Over the last 15 or so, I've become fairly adept at quieting the voice of self-judgment while on my mat. Of course, there are lapses: rude mid-asana reminders from injuries; the envy generated by the bouncy, bendy Betties who, with youth and ease of movement, have already discovered the yoga path; and, the occasional moment of discouragement when I can't strike a pose the way I did on some other day. Small inconveniences aside, my mat is most often a safe haven away from my crushing superego. The edges of my Manduka act as a subtle electronic fence, zapping negativity as it comes near.
Much to my dismay, however, the critical voice I had trouble stifling these past few weeks was directed outward. When entering a new class, listening to new language and cues, and seeking out new traditions and evolutions of the practice, my prejudices and judgments became impediments to real learning and exploration. How much did I think I could absorb and appreciate when my mind kept spewing: "I can't believe you just said that." and "That's not how it's done!" and "This is bullshit." Worse still, my internal tirade eventually led to a blast of self-recrimination. "Stop being such a hypocrite, Cynthia! Stay open. Be present..." After all, cultivating a "beginner's mind" is something that I try to practice as well as preach. Getting hooked on a preconceived notion and carrying it into practice simply pulls you out of the present moment and drags you into counter-productive grooves that you're trying to smooth out.

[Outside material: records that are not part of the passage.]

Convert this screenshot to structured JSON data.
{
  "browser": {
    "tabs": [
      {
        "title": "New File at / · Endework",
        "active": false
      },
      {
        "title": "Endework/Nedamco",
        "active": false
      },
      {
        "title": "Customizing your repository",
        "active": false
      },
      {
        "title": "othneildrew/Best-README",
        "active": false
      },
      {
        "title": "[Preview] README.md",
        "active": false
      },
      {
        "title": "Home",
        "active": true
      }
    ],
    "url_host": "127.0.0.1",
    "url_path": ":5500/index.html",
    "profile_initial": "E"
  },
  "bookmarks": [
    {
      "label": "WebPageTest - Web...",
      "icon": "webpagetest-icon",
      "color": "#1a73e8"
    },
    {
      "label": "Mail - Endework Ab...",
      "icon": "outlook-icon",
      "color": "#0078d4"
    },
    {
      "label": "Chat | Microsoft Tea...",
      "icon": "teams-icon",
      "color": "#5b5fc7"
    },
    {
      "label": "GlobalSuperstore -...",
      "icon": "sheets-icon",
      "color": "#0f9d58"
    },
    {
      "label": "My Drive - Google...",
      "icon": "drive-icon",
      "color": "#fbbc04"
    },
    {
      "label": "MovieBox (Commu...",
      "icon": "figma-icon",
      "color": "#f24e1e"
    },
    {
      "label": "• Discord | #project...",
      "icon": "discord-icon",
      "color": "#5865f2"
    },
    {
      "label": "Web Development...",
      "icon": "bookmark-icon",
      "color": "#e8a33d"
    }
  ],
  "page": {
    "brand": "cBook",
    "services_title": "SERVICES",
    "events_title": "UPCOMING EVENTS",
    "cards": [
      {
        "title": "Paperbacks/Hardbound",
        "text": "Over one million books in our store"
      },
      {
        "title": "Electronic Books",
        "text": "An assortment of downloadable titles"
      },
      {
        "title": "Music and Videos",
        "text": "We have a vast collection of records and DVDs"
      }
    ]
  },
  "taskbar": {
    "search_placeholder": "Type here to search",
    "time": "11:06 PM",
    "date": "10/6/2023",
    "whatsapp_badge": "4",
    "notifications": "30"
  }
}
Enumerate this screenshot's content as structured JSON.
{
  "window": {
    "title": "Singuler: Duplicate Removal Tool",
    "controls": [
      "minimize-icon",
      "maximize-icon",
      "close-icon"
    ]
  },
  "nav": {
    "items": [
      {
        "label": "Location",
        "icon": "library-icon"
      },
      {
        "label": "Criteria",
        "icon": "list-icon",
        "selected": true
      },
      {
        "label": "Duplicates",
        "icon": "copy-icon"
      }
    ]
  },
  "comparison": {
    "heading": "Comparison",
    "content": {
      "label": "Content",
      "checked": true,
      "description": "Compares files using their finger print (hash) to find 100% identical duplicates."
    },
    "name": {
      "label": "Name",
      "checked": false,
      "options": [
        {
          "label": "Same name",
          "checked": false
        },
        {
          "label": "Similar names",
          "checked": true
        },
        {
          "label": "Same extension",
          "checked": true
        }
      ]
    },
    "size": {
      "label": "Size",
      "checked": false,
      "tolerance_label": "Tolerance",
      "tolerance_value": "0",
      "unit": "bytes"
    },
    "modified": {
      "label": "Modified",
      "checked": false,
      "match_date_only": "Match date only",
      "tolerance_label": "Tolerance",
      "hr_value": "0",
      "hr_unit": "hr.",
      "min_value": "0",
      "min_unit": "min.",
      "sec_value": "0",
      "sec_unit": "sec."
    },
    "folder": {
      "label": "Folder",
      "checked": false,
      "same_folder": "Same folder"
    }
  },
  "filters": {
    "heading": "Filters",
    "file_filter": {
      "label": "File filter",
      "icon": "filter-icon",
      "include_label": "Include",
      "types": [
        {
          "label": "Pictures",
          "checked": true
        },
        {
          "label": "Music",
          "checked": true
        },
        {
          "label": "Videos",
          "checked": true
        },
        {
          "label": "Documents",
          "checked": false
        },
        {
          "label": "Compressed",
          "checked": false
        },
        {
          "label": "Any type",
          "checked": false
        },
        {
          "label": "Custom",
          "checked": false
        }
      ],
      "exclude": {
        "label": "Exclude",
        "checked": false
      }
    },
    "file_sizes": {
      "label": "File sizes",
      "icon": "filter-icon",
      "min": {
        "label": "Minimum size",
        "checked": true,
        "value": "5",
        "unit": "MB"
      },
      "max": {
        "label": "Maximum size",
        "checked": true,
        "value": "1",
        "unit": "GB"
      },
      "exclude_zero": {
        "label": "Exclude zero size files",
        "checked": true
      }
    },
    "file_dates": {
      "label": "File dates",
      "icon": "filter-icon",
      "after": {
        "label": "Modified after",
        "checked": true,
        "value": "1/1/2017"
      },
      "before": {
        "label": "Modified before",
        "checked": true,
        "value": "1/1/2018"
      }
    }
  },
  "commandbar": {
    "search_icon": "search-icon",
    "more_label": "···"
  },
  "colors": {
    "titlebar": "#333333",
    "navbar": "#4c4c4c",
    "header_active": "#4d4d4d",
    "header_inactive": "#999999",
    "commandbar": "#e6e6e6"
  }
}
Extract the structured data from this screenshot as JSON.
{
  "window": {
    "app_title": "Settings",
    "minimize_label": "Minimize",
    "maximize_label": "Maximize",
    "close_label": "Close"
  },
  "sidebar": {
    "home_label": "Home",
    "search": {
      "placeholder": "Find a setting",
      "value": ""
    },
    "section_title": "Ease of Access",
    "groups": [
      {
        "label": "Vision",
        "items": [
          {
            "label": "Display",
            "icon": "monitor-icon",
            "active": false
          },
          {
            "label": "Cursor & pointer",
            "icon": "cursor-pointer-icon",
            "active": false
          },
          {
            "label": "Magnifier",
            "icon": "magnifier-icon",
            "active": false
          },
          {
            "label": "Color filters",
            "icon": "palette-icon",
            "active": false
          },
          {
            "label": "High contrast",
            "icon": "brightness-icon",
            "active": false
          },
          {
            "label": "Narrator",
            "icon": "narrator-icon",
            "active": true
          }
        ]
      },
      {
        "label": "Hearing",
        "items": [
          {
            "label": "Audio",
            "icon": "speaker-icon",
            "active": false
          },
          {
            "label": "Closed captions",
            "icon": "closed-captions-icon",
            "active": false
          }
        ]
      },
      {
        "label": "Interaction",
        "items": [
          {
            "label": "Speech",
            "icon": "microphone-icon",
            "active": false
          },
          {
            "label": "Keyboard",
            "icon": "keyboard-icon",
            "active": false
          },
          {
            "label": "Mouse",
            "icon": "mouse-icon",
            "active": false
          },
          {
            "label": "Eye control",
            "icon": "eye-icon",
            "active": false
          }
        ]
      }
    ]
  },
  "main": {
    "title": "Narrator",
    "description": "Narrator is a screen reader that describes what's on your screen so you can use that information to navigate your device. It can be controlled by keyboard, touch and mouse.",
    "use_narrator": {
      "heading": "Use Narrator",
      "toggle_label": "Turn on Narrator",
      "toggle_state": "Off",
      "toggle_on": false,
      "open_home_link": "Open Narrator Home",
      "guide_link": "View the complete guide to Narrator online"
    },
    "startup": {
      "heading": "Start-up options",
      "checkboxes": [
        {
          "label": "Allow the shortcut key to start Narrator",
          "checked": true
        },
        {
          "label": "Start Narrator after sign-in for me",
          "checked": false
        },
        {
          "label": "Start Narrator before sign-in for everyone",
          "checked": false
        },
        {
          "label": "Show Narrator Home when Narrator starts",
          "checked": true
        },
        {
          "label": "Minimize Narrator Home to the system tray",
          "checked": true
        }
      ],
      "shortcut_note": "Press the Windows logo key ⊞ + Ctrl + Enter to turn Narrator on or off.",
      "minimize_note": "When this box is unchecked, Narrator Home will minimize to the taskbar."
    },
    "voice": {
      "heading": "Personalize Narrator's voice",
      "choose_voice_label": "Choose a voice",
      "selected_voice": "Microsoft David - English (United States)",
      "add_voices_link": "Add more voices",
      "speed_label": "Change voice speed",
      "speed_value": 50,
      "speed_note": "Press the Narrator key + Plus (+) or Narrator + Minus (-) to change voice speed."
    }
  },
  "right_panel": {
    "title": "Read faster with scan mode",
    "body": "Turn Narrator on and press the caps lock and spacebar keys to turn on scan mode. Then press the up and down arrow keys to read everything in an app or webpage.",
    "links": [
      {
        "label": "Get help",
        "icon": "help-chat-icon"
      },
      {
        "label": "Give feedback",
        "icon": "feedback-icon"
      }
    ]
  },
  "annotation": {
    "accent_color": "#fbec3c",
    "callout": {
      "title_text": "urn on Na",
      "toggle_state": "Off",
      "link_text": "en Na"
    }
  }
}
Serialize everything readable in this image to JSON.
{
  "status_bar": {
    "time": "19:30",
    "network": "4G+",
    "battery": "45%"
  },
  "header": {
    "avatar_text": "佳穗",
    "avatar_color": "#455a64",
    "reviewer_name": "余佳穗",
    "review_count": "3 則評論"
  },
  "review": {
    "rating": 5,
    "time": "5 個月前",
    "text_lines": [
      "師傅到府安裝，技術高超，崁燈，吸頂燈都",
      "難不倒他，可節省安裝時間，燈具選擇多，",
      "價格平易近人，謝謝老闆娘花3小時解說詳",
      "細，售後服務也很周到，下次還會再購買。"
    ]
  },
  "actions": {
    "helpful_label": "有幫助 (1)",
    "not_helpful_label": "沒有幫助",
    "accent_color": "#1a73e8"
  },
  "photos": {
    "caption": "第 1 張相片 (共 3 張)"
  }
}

As I venture into more new territory, I'm trying to arm myself with healthy curiosity and enjoy this shot of perspective, It is both a challenge and a privilege to confront my rushes to judgment. After all, life doesn't often hand us such clear-cut examples of how we can truly change, so I had better take note. This is a fascinating exploration of how tightly I hold onto my thoughts, how stubborn and attached the mind can be.
This month, try to let go of the holding patterns and judgments that might cheat you out of taking in something new and experiencing life to the fullest.